On CUDA 12.0.1, I see that compiling this:

#include <cstdio>
#include <cstdint>
struct Voxel
{
  uint8_t ID = 0;
  uint8_t hit_counter = 0;
};

struct Chunk_level_1
{
  uint8_t counter = 0;
  Voxel voxel [10][10][10] = {0}; // 1 000
};

struct Chunk_level_2
{
  uint8_t counter = 0;
  Chunk_level_1 Chk_Lv1 [10][10][10]= {0};  // 1 000 000
};

__device__ Chunk_level_2 Chk_Lv2 [10][10][10] = {0};  //1 000 000 000

__global__ void k(){
        printf("%c\n", Chk_Lv2[1][2][3].counter);
}

int main(){

        k<<<1,1>>>();
        cudaDeviceSynchronize();
}

Takes a “very long” time.

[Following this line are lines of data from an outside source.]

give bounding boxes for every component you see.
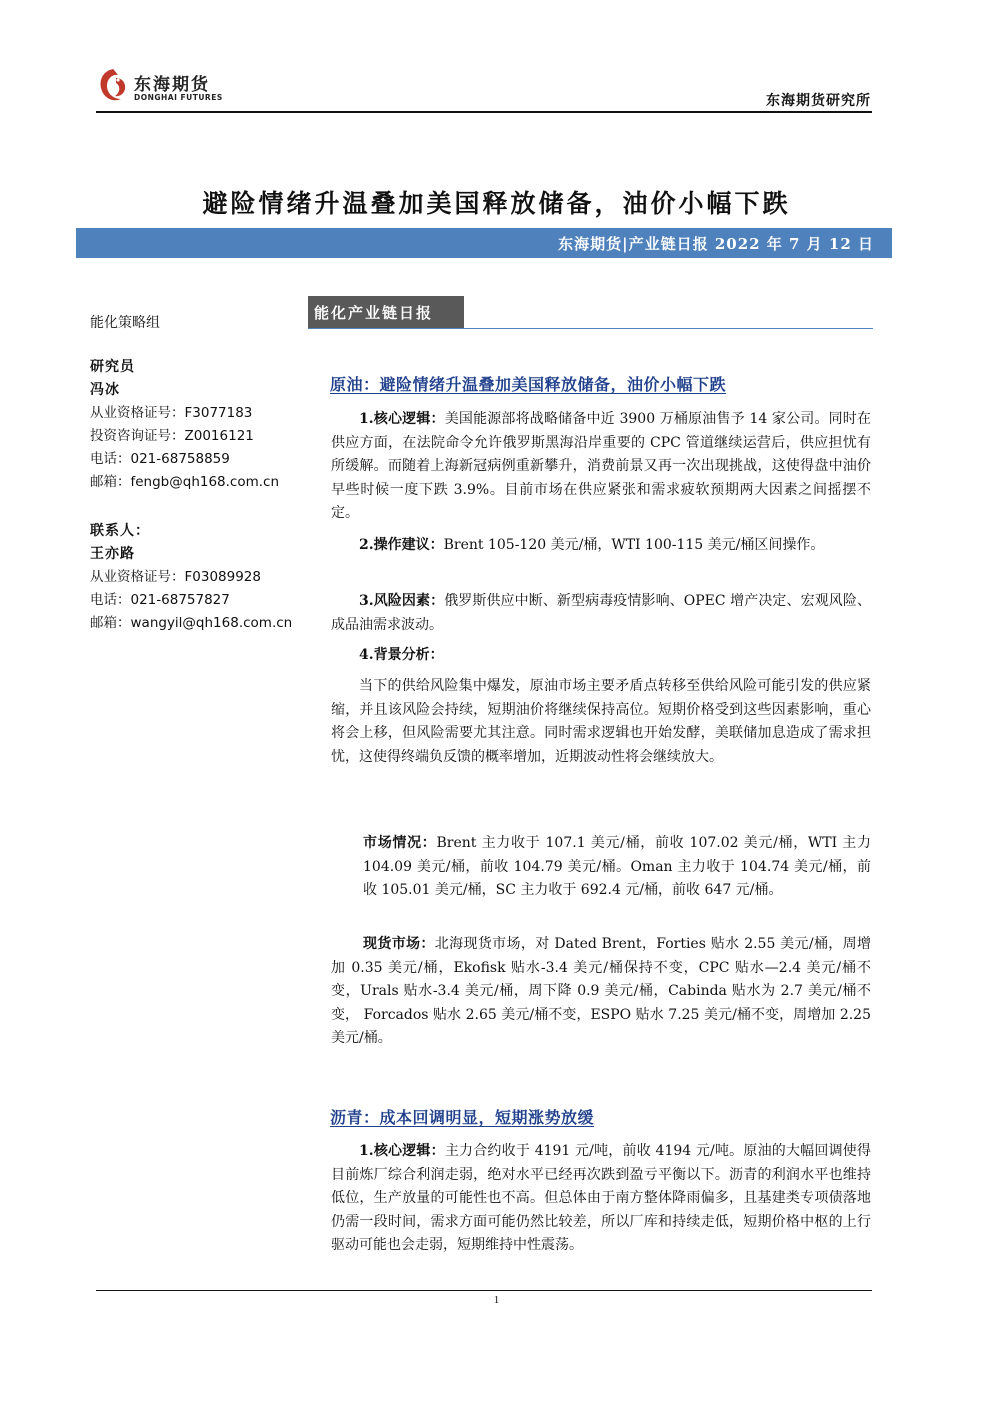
crude-background-label: 4.背景分析： (359, 647, 444, 663)
crude-background-text: 当下的供给风险集中爆发，原油市场主要矛盾点转移至供给风险可能引发的供应紧缩，并且该风险会持续，短期油价将继续保持高位。短期价格受到这些因素影响，重心将会上移，但风险需要尤其注意。同时需求逻辑也开始发酵，美联储加息造成了需求担忧，这使得终端负反馈的概率增加，近期波动性将会继续放大。 (331, 678, 871, 765)
crude-background-heading (331, 644, 871, 668)
crude-advice-text: Brent 105-120 美元/桶，WTI 100-115 美元/桶区间操作。 (443, 537, 825, 553)
contact-email-row: 邮箱：wangyil@qh168.com.cn (90, 615, 293, 631)
researcher-phone-row: 电话：021-68758859 (90, 451, 230, 467)
crude-market-text: Brent 主力收于 107.1 美元/桶，前收 107.02 美元/桶，WTI 主力 104.09 美元/桶，前收 104.79 美元/桶。Oman 主力收于 104.74 美元/桶，前收 105.01 美元/桶，SC 主力收于 692.4 元/桶，前收 647 元/桶。 (363, 835, 872, 898)
tag-underline (308, 328, 873, 329)
report-type-tag (308, 296, 464, 328)
crude-core-logic-text: 美国能源部将战略储备中近 3900 万桶原油售予 14 家公司。同时在供应方面，在法院命令允许俄罗斯黑海沿岸重要的 CPC 管道继续运营后，供应担忧有所缓解。而随着上海新冠病例重新攀升，消费前景又再一次出现挑战，这使得盘中油价早些时候一度下跌 3.9%。目前市场在供应紧张和需求疲软预期两大因素之间摇摆不定。 (331, 411, 871, 521)
researcher-block (90, 356, 279, 494)
crude-risk-label: 3.风险因素： (359, 593, 445, 609)
contact-label: 联系人： (90, 523, 150, 539)
report-title: 避险情绪升温叠加美国释放储备，油价小幅下跌 (202, 189, 791, 218)
page-number: 1 (493, 1294, 500, 1306)
crude-risk-text: 俄罗斯供应中断、新型病毒疫情影响、OPEC 增产决定、宏观风险、成品油需求波动。 (331, 593, 871, 633)
crude-advice (331, 534, 871, 558)
crude-spot-label: 现货市场： (363, 936, 435, 952)
crude-spot-text: 北海现货市场，对 Dated Brent，Forties 贴水 2.55 美元/桶，周增加 0.35 美元/桶，Ekofisk 贴水-3.4 美元/桶保持不变，CPC 贴水—2.4 美元/桶不变，Urals 贴水-3.4 美元/桶，周下降 0.9 美元/桶，Cabinda 贴水为 2.7 美元/桶不变， Forcados 贴水 2.65 美元/桶不变，ESPO 贴水 7.25 美元/桶不变，周增加 2.25 美元/桶。 (331, 936, 871, 1046)
contact-phone-row: 电话：021-68757827 (90, 592, 230, 608)
institute-name: 东海期货研究所 (766, 93, 871, 109)
report-type-label: 能化产业链日报 (314, 304, 434, 322)
crude-advice-label: 2.操作建议： (359, 537, 444, 553)
asphalt-core-logic-text: 主力合约收于 4191 元/吨，前收 4194 元/吨。原油的大幅回调使得目前炼厂综合利润走弱，绝对水平已经再次跌到盈亏平衡以下。沥青的利润水平也维持低位，生产放量的可能性也不高。但总体由于南方整体降雨偏多，且基建类专项债落地仍需一段时间，需求方面可能仍然比较差，所以厂库和持续走低，短期价格中枢的上行驱动可能也会走弱，短期维持中性震荡。 (331, 1143, 871, 1253)
company-logo (96, 66, 236, 110)
researcher-email-row: 邮箱：fengb@qh168.com.cn (90, 474, 280, 490)
header-divider (96, 111, 872, 113)
crude-market-label: 市场情况： (363, 835, 437, 851)
crude-risk (331, 590, 871, 637)
logo-text-cn: 东海期货 (134, 75, 210, 95)
asphalt-core-logic-label: 1.核心逻辑： (359, 1143, 445, 1159)
contact-cert-row: 从业资格证号：F03089928 (90, 569, 261, 585)
crude-spot (331, 933, 871, 1051)
banner-text: 东海期货|产业链日报 2022 年 7 月 12 日 (558, 235, 874, 253)
researcher-cert-row: 从业资格证号：F3077183 (90, 405, 253, 421)
crude-core-logic (331, 408, 871, 526)
logo-text-en: DONGHAI FUTURES (134, 93, 223, 102)
dragon-emblem-icon (96, 66, 130, 106)
researcher-name: 冯冰 (90, 382, 120, 398)
footer-divider (96, 1290, 872, 1291)
asphalt-core-logic (331, 1140, 871, 1258)
crude-market (363, 832, 871, 903)
contact-name: 王亦路 (90, 546, 135, 562)
strategy-group: 能化策略组 (90, 315, 160, 331)
researcher-label: 研究员 (90, 359, 135, 375)
asphalt-section-title: 沥青：成本回调明显，短期涨势放缓 (330, 1108, 595, 1127)
contact-block (90, 520, 292, 635)
report-banner (76, 228, 892, 258)
crude-core-logic-label: 1.核心逻辑： (359, 411, 445, 427)
researcher-consult-row: 投资咨询证号：Z0016121 (90, 428, 254, 444)
crude-section-title: 原油：避险情绪升温叠加美国释放储备，油价小幅下跌 (330, 375, 727, 394)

On the other hand, I don’t have trouble with this:

#include <cstdio>
#include <cstdint>
struct Voxel
{
  uint8_t ID = 0;
  uint8_t hit_counter = 0;
};

struct Chunk_level_1
{
  uint8_t counter = 0;
  Voxel voxel [10][10][10] = {0}; // 1 000
};

struct Chunk_level_2
{
  uint8_t counter = 0;
  Chunk_level_1 Chk_Lv1 [10][10][10]= {0};  // 1 000 000
};


__global__ void k(Chunk_level_2 *c){
        printf("%c\n", c[(((1*10)+2)*10)+3].counter);
}

int main(){

        Chunk_level_2 *dc;
        cudaMalloc(&dc,  sizeof(Chunk_level_2)*10*10*10);
        cudaMemset(dc,0, sizeof(Chunk_level_2)*10*10*10);
        k<<<1,1>>>(dc);
        cudaDeviceSynchronize();
}

So if you’re not happy with that, and you want the __device__ variable instead, I would suggest:

  1. retest on the latest version of CUDA
  2. if it still manifests, file a bug.

According to my testing, it doesn’t seem to be possible to create a __device__ variable larger than 2GB. So I wouldn’t bother with that approach.

Compilation time and compiler memory requirements will grow with the size of the variable. I have not checked to confirm but as I recall, a statically initialized variable requires the entire variable to be written out to the object file. So with a 2GB statically initialized variable the object file will be > 2GB. Given enough system memory, disk space, and compilation time (20 minutes or so :-), the build should complete eventually.

Don’t do that. Dynamic allocation and use of cudaMemset() is the approach i would advise.

That seems like a compelling reason :-) Presumably a quite reasonable limitation to use a signed 32-bit integer somewhere (object file format?) to represent data length.

This topic was automatically closed 14 days after the last reply. New replies are no longer allowed.